The Cadbury family had many advantages and disadvantages for being a limited company.
Advantages:
- The main advantage of a limited company over a sole trader is shared responsibility. This allows the Cadbury family to concentrate on the strengths than can complement another's.
- The Family are also contributing capital, which allows for more flexibility in running the business.
- There is less pressure of time on John as a individual. This means that the family can get time for holidays or even cover illnesses.
- There is someone to consult over business decisions.
- There are no legal rules and regulations to complete when setting up the business.
- Normally this type of business is larger than sole trader which gives the Cadbury family a stronger position to raise money from outside of the company.
Disadvantages:
- The main disadvantage of a family business comes from shared responsibility.
- Disputes can arise over decisions that have to be made, or about the effort one member of the family is putting into the firm compared with another.
- The distribution of profits can cause problems. The deed of a family business sets out who should get what, but if one member feels another is not doing enough, there can be dissatisfaction.
- A family business, like a sole trader, has unlimited liability.
- Any decision made by one member of the family on behalf of the company is legally binding on all other members.
- Families can be sued by customers because the family businesses have unincorporated status.
Cadbury Schweppes Public Limited Company:
As years went on, the company became stronger and had expanded and still is. Throughout the year’s there were different owners and partnerships but they still was only a family business. It was only until in the late 1870’s when they had workforce of 200 employees and had more shops and factories. In 1899 the Cadbury brother, George and William Cadbury became a PLC. Cadburys had now more factories, employees, advertising, offices, training schemes and etc. This was the starting point when they were really going to grow as a business. Cadbury was expanding so quickly, that they went international in 1932 and had there first factory’s at Canada, New Zealand and Dublin.
However, the family went even further to increase Cadbury’s size. The Cadbury family joined Schweppes in 1969 to form Cadbury Schweppes plc. Cadbury Limited is the confectionery division of Cadbury Schweppes plc.
Cadbury Schweppes plc is incorporated, which means they can sue or own assets in their own right. Their owners are not personally liable for the firm's debts (limited liability). Cadbury Schweppes plc is divided up into equal parts called shares. Whoever owns one or more of these is called a shareholder.

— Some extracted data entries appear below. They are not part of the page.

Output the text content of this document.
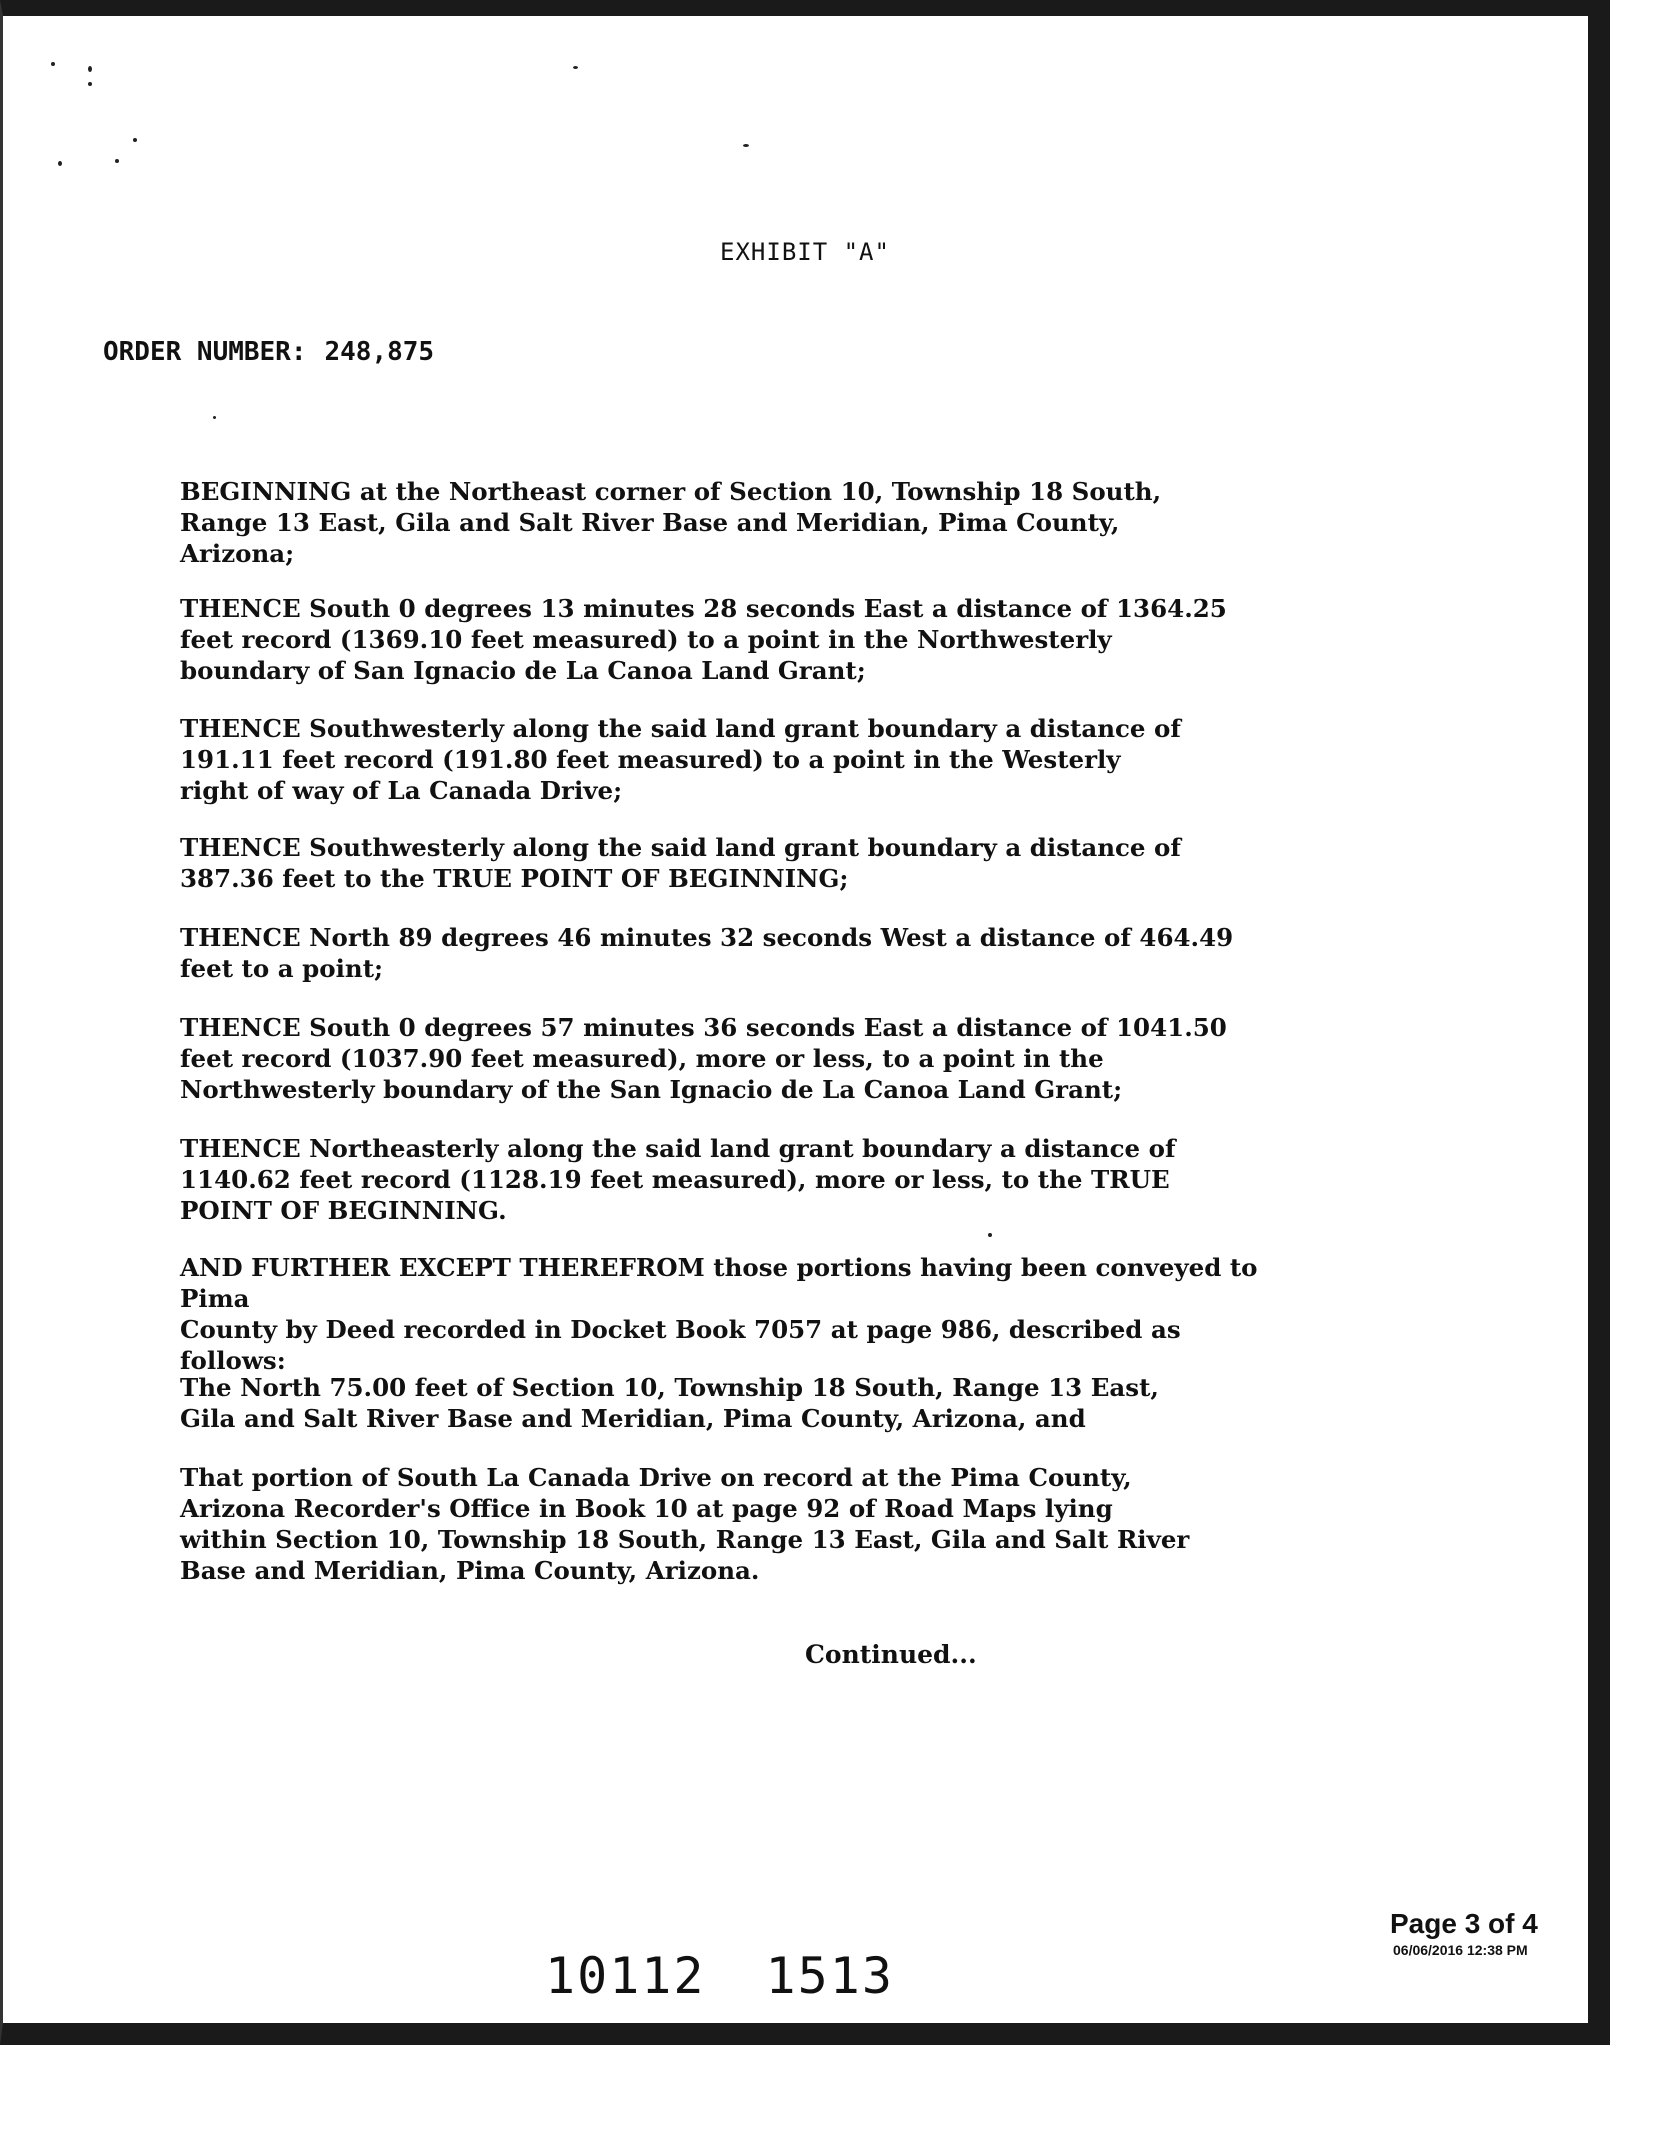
EXHIBIT "A"
ORDER NUMBER: 248,875
BEGINNING at the Northeast corner of Section 10, Township 18 South,
Range 13 East, Gila and Salt River Base and Meridian, Pima County,
Arizona;
THENCE South 0 degrees 13 minutes 28 seconds East a distance of 1364.25
feet record (1369.10 feet measured) to a point in the Northwesterly
boundary of San Ignacio de La Canoa Land Grant;
THENCE Southwesterly along the said land grant boundary a distance of
191.11 feet record (191.80 feet measured) to a point in the Westerly
right of way of La Canada Drive;
THENCE Southwesterly along the said land grant boundary a distance of
387.36 feet to the TRUE POINT OF BEGINNING;
THENCE North 89 degrees 46 minutes 32 seconds West a distance of 464.49
feet to a point;
THENCE South 0 degrees 57 minutes 36 seconds East a distance of 1041.50
feet record (1037.90 feet measured), more or less, to a point in the
Northwesterly boundary of the San Ignacio de La Canoa Land Grant;
THENCE Northeasterly along the said land grant boundary a distance of
1140.62 feet record (1128.19 feet measured), more or less, to the TRUE
POINT OF BEGINNING.
AND FURTHER EXCEPT THEREFROM those portions having been conveyed to Pima
County by Deed recorded in Docket Book 7057 at page 986, described as
follows:
The North 75.00 feet of Section 10, Township 18 South, Range 13 East,
Gila and Salt River Base and Meridian, Pima County, Arizona, and
That portion of South La Canada Drive on record at the Pima County,
Arizona Recorder's Office in Book 10 at page 92 of Road Maps lying
within Section 10, Township 18 South, Range 13 East, Gila and Salt River
Base and Meridian, Pima County, Arizona.
Continued...
Page 3 of 4
06/06/2016 12:38 PM
10112 1513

Cadbury Schweppes plc can sell its shares on the Stock Market, while a Private Limited Company (LTD) cannot. This is another reason why Cadbury joined Schweppes to become a public limited company.
Advantages for Cadbury Schweppes PLC:
- Raise large amount of capital from share issue.

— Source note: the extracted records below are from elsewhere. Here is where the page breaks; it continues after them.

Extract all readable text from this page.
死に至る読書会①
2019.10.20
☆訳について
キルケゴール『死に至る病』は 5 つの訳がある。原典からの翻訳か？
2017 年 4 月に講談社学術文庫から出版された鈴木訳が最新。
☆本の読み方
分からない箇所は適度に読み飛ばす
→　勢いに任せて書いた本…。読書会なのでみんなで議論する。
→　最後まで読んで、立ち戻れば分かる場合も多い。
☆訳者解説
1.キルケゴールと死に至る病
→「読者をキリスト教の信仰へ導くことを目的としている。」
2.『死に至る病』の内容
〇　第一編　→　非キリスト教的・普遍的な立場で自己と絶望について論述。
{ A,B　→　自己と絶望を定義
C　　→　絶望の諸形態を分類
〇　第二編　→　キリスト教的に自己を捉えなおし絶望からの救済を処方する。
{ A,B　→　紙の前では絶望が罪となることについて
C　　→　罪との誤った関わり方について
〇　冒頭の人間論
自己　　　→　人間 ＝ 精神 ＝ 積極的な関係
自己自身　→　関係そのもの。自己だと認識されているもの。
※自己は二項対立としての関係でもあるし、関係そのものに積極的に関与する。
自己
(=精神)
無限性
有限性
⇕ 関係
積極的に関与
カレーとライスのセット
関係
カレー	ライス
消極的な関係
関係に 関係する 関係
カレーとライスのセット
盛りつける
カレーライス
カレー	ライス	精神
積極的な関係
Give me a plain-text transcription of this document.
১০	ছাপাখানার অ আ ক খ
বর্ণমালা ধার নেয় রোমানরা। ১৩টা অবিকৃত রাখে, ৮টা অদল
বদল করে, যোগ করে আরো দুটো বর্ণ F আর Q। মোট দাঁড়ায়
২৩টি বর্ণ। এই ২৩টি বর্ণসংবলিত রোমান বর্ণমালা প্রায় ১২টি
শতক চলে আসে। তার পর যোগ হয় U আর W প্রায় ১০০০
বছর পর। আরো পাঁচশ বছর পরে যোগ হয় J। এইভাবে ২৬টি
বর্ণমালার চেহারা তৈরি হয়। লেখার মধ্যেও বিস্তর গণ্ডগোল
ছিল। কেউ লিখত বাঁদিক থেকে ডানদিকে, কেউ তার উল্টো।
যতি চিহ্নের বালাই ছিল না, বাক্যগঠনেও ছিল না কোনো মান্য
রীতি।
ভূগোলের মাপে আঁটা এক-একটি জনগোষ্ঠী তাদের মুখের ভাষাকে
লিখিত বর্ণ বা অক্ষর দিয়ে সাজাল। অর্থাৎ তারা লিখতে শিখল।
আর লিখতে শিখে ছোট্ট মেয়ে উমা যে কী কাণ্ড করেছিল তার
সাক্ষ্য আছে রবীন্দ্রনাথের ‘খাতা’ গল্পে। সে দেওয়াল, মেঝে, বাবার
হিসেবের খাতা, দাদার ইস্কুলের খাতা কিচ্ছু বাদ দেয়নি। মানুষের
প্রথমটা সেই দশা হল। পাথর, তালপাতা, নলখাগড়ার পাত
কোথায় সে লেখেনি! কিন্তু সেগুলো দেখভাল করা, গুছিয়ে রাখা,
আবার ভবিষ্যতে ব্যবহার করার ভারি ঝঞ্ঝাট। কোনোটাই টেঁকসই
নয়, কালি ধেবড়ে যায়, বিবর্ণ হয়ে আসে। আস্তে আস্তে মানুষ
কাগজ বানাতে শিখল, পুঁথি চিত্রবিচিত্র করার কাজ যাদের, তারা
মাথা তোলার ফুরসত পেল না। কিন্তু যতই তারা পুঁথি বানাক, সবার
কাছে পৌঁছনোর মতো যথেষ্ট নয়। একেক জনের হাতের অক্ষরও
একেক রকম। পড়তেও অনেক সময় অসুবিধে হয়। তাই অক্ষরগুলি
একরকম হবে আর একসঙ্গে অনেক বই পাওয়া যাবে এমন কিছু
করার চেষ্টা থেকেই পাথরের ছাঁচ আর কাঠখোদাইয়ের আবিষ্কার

- Benefit from economies of scale, e.g. bulk buying, cheaper borrowing.
- Produce goods at lower unit cost.
- The size of Cadbury Schweppes plc can sometimes control the market.
Disadvantages for Cadbury Schweppes PLC:
- Become too large resulting in poor labour relations.
- Conflict of interest between shareholders and the Board of Directors.
- Possibility of takeover or merger because shares can be bought by anyone.
- Setting up the business is very expensive.
- The size of the company doesn’t let them deal with their customers at a personal level.
- Cadbury Schweppes plc competitors can use their accounts to their advantage. The public can also use this information.
Cadbury Schweppes plc now:
Today, Cadbury Schweppes employs over 40,000 people and its products are available in almost 200 countries across the world. Cadbury Schweppes plc is proud to be the world's third largest soft drinks company and the fourth largest confectionery company.